UCT’s possible vaccine mandate is the only way to ensure a safe return to campus 

The UCT Council is deliberating the rollout of a Covid-19 vaccine mandate for 2022. Contrary to the claims of those opposing a positive decision, a mandate does not impose on our constitutional rights. In fact, it is the only way to return to regular student life safely. 

By Julia Rowley (Managing Editor)

At the end of September, the UCT Senate voted on a vaccine mandate proposal for all staff and students in 2022 – with an overwhelming 83% supporting the decision. This final decision now lies with the UCT Council. However, in the meantime, the proposal has garnered serious criticism from some members of the community. Apocalyptic claims of our rights to bodily autonomy being eroded are plentiful – and false. What many do not realise is that our rights are not absolute, nor are they devoid of responsibilities. 

The Constitution outlines the sanctity of our rights to bodily integrity and autonomy, religious freedom and discrimination. These rights are, of course, incredibly important to living a dignified life in a democratic state. However, the Constitution also asserts that these rights are in balance with each other – your right to bodily autonomy does not trump my right to safety and security, just because you have been afforded that right. The vaccine is safe, effective and prevents death. It also prevents Covid from being spread as easily. This is irreputable; anyone who believes otherwise and attempts to enter this debate does not have any solid ground to stand on. Your decision to be vaccinated makes your life, as well as the lives around you, safer. Your right to bodily integrity does not, and should not, come before the community’s right to  security and safety. 

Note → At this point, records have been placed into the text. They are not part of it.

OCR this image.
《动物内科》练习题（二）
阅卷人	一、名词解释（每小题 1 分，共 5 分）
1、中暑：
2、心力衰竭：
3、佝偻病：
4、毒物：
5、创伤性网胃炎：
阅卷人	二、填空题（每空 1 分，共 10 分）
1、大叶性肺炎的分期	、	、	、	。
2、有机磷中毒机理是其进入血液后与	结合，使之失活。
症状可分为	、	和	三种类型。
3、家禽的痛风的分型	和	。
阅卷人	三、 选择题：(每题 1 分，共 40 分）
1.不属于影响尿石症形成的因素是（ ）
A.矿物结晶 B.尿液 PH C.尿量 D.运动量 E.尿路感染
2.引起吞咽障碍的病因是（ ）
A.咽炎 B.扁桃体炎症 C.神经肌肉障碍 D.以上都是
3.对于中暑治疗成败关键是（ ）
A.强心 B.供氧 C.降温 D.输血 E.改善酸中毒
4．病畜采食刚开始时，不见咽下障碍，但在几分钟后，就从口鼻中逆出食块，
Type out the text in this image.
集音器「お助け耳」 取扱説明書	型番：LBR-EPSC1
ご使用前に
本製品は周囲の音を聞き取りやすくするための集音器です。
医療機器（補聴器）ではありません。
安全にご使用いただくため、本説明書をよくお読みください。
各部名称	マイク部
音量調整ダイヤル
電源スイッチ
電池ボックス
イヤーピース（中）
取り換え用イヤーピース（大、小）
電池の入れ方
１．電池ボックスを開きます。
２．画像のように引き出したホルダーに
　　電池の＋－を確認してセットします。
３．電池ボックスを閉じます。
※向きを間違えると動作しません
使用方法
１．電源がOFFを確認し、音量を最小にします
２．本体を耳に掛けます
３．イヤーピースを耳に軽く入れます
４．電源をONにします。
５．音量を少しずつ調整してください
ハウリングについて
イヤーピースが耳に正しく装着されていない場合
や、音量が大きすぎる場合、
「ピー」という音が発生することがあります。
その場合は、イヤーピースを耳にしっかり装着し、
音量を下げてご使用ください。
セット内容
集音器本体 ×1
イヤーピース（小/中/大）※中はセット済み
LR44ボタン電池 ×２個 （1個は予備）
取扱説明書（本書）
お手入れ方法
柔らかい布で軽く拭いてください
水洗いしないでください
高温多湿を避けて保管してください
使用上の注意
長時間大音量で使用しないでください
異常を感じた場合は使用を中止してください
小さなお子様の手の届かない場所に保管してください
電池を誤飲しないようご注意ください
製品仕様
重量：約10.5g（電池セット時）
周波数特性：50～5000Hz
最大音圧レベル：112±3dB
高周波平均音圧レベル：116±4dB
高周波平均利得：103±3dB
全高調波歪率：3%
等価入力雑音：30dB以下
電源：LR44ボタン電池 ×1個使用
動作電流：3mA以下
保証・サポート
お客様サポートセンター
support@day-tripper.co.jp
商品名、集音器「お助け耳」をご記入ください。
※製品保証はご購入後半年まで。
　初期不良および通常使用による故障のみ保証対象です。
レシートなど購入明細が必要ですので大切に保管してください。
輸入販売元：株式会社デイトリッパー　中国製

Additionally, Section 36 allows for these rights to be limited as long as it is “reasonable and justifiable in an open and democratic society based on human dignity, equality and freedom.” At the time of publication, over 88 000 South Africans have died because of Covid-19. We all know someone who has passed away, or has faced serious side effects, from contracting the virus. In the Western Cape alone, 98.3% of Covid-19 deaths in September of people over the age of 60 were unvaccinated. It is clear that vaccination is vital in saving lives, alleviating the burdens on the healthcare system, and keeping the economy afloat. In this context, it is “reasonable and justifiable” for the university to limit our rights to bodily autonomy by implementing a vaccine mandate. A mandate such as this is done so in the interest of the public good, and this is why it is constitutionally sound. UCT’s approval would promote “dignity, equality and freedom” – the dignity to return to work without the fear of contracting a life-threatening virus, the equality to internet access, study spaces and facilities that are conducive to studying, and the freedom to finally live a normal student life again. 

This constitutionally-valid mandate is the only safe way for the UCT community to return to normal life. Think of the many shared surfaces that we touch – whether they be in the bathroom, cafeteria or lecture hall. Think of those, too, who have to clean these surfaces after we’ve touched them. Many of these individuals use public transport to get to and from work, rely on overcrowded and underfunded government healthcare facilities, and live in spaces where social distancing may be difficult. Additionally, many of those in our community are at risk in some way or another, whether it is due to age or underlying health issues. This makes for a particularly dangerous situation: as students, most of us enjoy socialising, partying, and meeting new people. Vaccination will thus allow us to live a more normal student life, and return to campus, while still protecting ourselves and those around us. 

A vaccine mandate will protect all the members in our community in a way that masks, social distancing and sanitizer is not able to. Our Constitution is founded on ideals that recognise and protect the dignity of those around us – a vaccine mandate is in line with these ideals. I eagerly await the Council’s decision, and I hope it is the right one. I need a vaccine mandate. UCT needs a vaccine mandate. We need a vaccine mandate.